Le président gabonais Brice Oligui Nguema a bouclé ce jeudi sa première visite d’État en France, entamée lundi 20 juillet 2026. Le volet économique constitue l’essentiel du bilan de ce déplacement parisien, qui fait suite au voyage d’Emmanuel Macron à Libreville en novembre dernier. Mais pour quel bilan ?
Gabon: bilan économique de la visite du président Brice Oligui Nguema en France
Brice Oligui Nguema à Paris et 312 millions d’euros pour le Transgabonais. C’est en effet, le premier gros chiffre qui a été communiqué sur le compte rendu produit par la délégation gabonaise. Le résultat le plus concret de cette visite du président gabonais à Paris est la signature d’un accord de financement de 312 millions d’euros entre Proparco — filiale privée de l’Agence française de développement —, la SFI et la Société d’exploitation du Transgabonais. Les fonds serviront à financer la troisième phase de mise à niveau de la voie ferrée, qui contribue à hauteur de 20 % du PIB gabonais.
Christelle Bourbon-Séclet, responsable infrastructure et énergie de Proparco, détaille les retombées attendues : « Les travaux vont permettre d’améliorer, en termes de capacité mais aussi de fiabilité, le transport des minerais et donc de créer une logistique beaucoup plus performante, avec une amélioration de la chaîne de valeur, mais pas uniquement pour les miniers, également pour le fret et pour tous les passagers. »

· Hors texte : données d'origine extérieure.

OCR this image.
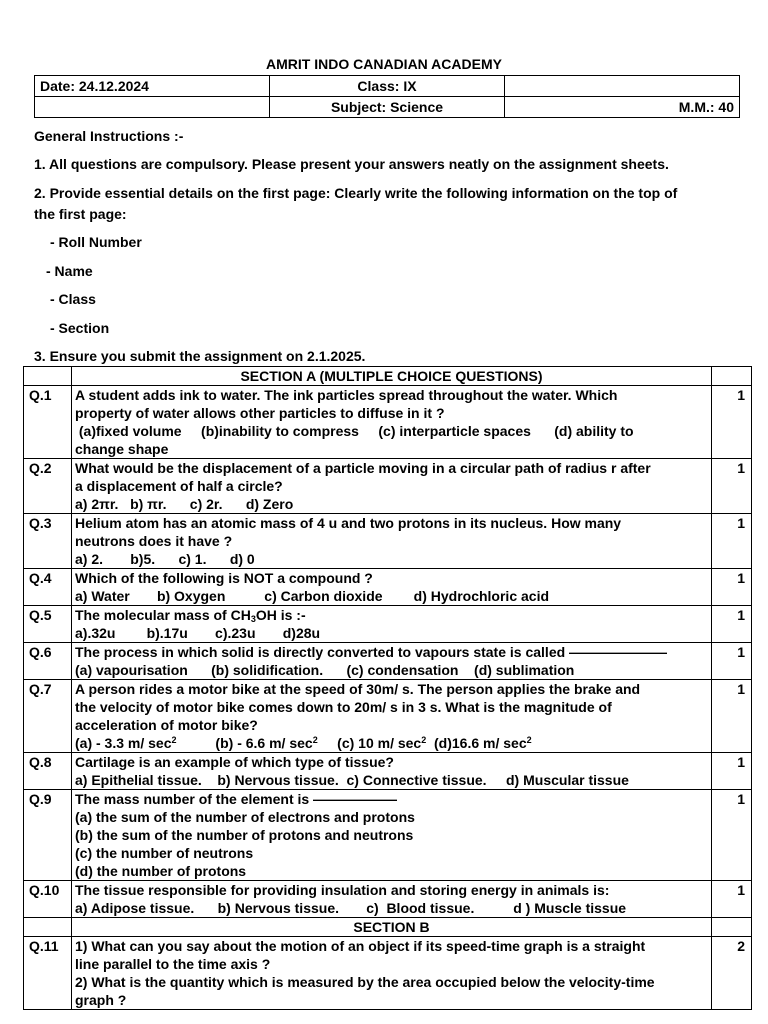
AMRIT INDO CANADIAN ACADEMY
Date: 24.12.2024	Class: IX	
	Subject: Science	M.M.: 40
General Instructions :-
1. All questions are compulsory. Please present your answers neatly on the assignment sheets.
2. Provide essential details on the first page: Clearly write the following information on the top of
the first page:
- Roll Number
- Name
- Class
- Section
3. Ensure you submit the assignment on 2.1.2025.
	SECTION A (MULTIPLE CHOICE QUESTIONS)	
Q.1	A student adds ink to water. The ink particles spread throughout the water. Which
property of water allows other particles to diffuse in it ?
(a)fixed volume     (b)inability to compress     (c) interparticle spaces      (d) ability to
change shape	1
Q.2	What would be the displacement of a particle moving in a circular path of radius r after
a displacement of half a circle?
a) 2πr.   b) πr.      c) 2r.      d) Zero	1
Q.3	Helium atom has an atomic mass of 4 u and two protons in its nucleus. How many
neutrons does it have ?
a) 2.       b)5.      c) 1.      d) 0	1
Q.4	Which of the following is NOT a compound ?
a) Water       b) Oxygen          c) Carbon dioxide        d) Hydrochloric acid	1
Q.5	The molecular mass of $CH_3OH$ is :-
a).32u        b).17u       c).23u       d)28u	1
Q.6	The process in which solid is directly converted to vapours state is called ———————
(a) vapourisation      (b) solidification.      (c) condensation    (d) sublimation	1
Q.7	A person rides a motor bike at the speed of 30m/ s. The person applies the brake and
the velocity of motor bike comes down to 20m/ s in 3 s. What is the magnitude of
acceleration of motor bike?
(a) - 3.3 m/ $\sec^2 (b) - 6.6$ m/ $\sec^2 (c)$ 10 m/ $\sec^2 (d)16.6$ m/ $\sec^2$	1
Q.8	Cartilage is an example of which type of tissue?
a) Epithelial tissue.    b) Nervous tissue.  c) Connective tissue.     d) Muscular tissue	1
Q.9	The mass number of the element is ——————
(a) the sum of the number of electrons and protons
(b) the sum of the number of protons and neutrons
(c) the number of neutrons
(d) the number of protons	1
Q.10	The tissue responsible for providing insulation and storing energy in animals is:
a) Adipose tissue.      b) Nervous tissue.       c)  Blood tissue.          d ) Muscle tissue	1
	SECTION B	
Q.11	1) What can you say about the motion of an object if its speed-time graph is a straight
line parallel to the time axis ?
2) What is the quantity which is measured by the area occupied below the velocity-time
graph ?	2
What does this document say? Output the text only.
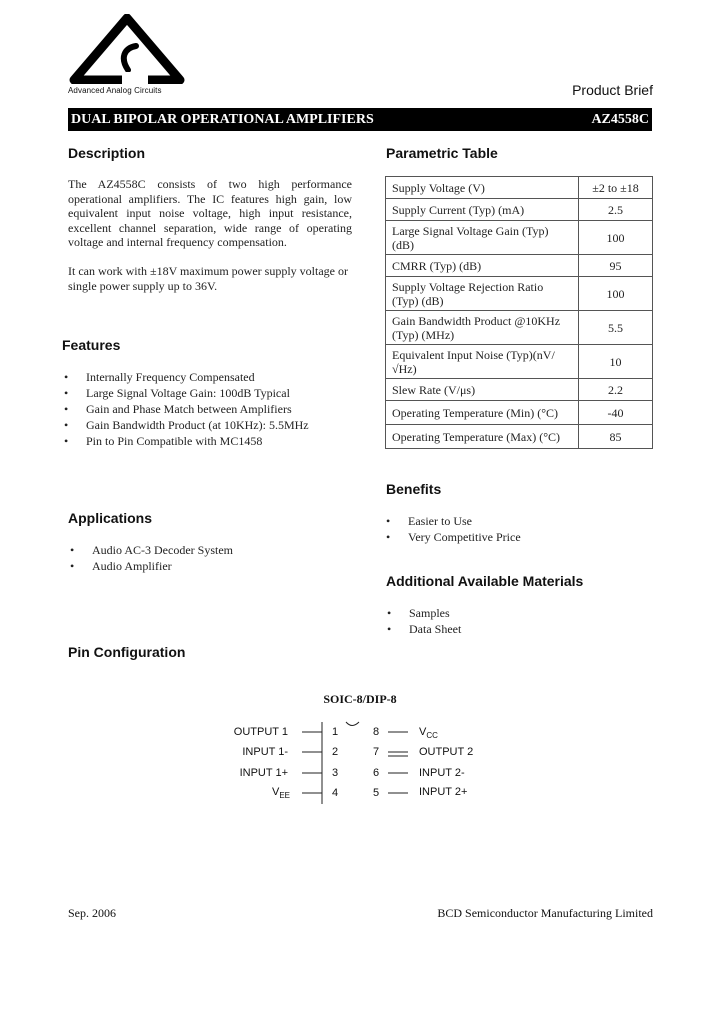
Advanced Analog Circuits	Product Brief
DUAL BIPOLAR OPERATIONAL AMPLIFIERS	AZ4558C
Description
The AZ4558C consists of two high performance operational amplifiers. The IC features high gain, low equivalent input noise voltage, high input resistance, excellent channel separation, wide range of operating voltage and internal frequency compensation.
It can work with ±18V maximum power supply voltage or single power supply up to 36V.
Features
• Internally Frequency Compensated
• Large Signal Voltage Gain: 100dB Typical
• Gain and Phase Match between Amplifiers
• Gain Bandwidth Product (at 10KHz): 5.5MHz
• Pin to Pin Compatible with MC1458
Applications
• Audio AC-3 Decoder System
• Audio Amplifier
Parametric Table
Supply Voltage (V)	±2 to ±18
Supply Current (Typ) (mA)	2.5
Large Signal Voltage Gain (Typ) (dB)	100
CMRR (Typ) (dB)	95
Supply Voltage Rejection Ratio (Typ) (dB)	100
Gain Bandwidth Product @10KHz (Typ) (MHz)	5.5
Equivalent Input Noise (Typ)(nV/√Hz)	10
Slew Rate (V/μs)	2.2
Operating Temperature (Min) (°C)	-40
Operating Temperature (Max) (°C)	85
Benefits
• Easier to Use
• Very Competitive Price
Additional Available Materials
• Samples
• Data Sheet
Pin Configuration
SOIC-8/DIP-8
OUTPUT 1
INPUT 1-
INPUT 1+
$V_{EE}$
1
2
3
4
8
7
6
5
$V_{CC}$
OUTPUT 2
INPUT 2-
INPUT 2+
Sep. 2006	BCD Semiconductor Manufacturing Limited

Le manganèse au cœur des échanges
L’autre accord phare de cette visite concerne la transformation locale du manganèse. Un protocole a été signé avec Eramet, et qui fixe un objectif de production pour fin 2031 — deux ans après l’horizon 2029 que visaient les autorités gabonaises. Un délai supplémentaire que les critiques du régime qualifient de recul.

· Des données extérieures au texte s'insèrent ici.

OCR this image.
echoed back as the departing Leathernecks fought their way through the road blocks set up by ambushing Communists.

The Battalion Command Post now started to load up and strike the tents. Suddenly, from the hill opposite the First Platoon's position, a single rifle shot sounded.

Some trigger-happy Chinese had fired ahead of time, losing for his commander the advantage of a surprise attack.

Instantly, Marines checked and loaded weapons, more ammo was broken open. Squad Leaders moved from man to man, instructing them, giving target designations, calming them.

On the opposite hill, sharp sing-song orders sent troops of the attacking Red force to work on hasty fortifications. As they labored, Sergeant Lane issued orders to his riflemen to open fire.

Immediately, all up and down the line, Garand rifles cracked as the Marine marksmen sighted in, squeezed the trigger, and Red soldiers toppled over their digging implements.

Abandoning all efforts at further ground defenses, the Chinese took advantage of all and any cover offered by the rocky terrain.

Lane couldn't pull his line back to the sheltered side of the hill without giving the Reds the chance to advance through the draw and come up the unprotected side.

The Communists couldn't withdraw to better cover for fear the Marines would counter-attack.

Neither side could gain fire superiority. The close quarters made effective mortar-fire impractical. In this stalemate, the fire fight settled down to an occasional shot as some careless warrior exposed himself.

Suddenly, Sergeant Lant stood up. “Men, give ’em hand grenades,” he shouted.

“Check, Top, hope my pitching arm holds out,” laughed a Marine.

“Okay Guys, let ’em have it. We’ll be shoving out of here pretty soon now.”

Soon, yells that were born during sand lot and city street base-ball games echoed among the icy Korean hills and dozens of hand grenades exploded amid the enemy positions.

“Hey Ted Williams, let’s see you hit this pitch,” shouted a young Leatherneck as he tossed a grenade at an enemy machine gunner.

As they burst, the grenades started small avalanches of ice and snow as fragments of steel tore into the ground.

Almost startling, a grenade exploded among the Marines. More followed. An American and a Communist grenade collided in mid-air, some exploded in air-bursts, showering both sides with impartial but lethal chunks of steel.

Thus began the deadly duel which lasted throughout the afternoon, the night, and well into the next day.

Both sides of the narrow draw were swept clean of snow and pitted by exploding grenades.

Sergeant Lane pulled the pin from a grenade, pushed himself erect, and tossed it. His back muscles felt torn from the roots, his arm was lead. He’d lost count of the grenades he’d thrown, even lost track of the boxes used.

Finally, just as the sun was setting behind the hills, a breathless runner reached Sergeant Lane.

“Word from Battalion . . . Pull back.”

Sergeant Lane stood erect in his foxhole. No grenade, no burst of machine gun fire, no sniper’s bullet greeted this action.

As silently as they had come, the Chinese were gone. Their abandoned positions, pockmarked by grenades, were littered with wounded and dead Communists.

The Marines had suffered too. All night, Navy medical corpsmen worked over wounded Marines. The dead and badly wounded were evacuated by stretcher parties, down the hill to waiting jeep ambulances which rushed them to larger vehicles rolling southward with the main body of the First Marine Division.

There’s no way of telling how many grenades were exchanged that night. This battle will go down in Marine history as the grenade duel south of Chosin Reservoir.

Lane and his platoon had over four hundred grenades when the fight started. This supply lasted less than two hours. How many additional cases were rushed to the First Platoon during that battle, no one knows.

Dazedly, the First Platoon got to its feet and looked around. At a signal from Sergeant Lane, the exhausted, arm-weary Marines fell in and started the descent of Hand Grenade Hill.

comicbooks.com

Lors de sa visite, Brice Oligui Nguema a obtenu ce qu’il recherchait au départ, c’est-à-dire remettre la question de la transformation locale du manganèse au cœur des négociations avec les industriels. Le groupe minier pose néanmoins un prérequis pour la construction de la future usine d’alliage : que les autorités gabonaises financent les projets d’électrification nécessaires au projet.
Un bilan contesté par l’opposition
Du côté de l’opposition gabonaise, le ton est moins enthousiaste. L’ancien sénateur Michel Ongoundou Loundah va jusqu’à affirmer que l’accord signé avec Eramet « sera même caduque avant d’entrer en vigueur ». La large délégation gabonaise qui a accompagné le chef de l’État à Paris et son goût pour le faste ont également fait l’objet de critiques acerbes de la part de ses détracteurs.
Inutile de rappeler le contexte financier délicat pour Libreville, déjà endetté à plus de 70 % de son PIB et en quête d’un accord avec le FMI, qui exige la publication d’un audit complet de la dette publique. Paradoxalement, le Gabon a dévoilé en parallèle un projet de nouvel emprunt pouvant atteindre 1,5 milliard de dollars. Une équation financière complexe que le bilan économique de cette visite parisienne ne suffira pas, à lui seul, à résoudre.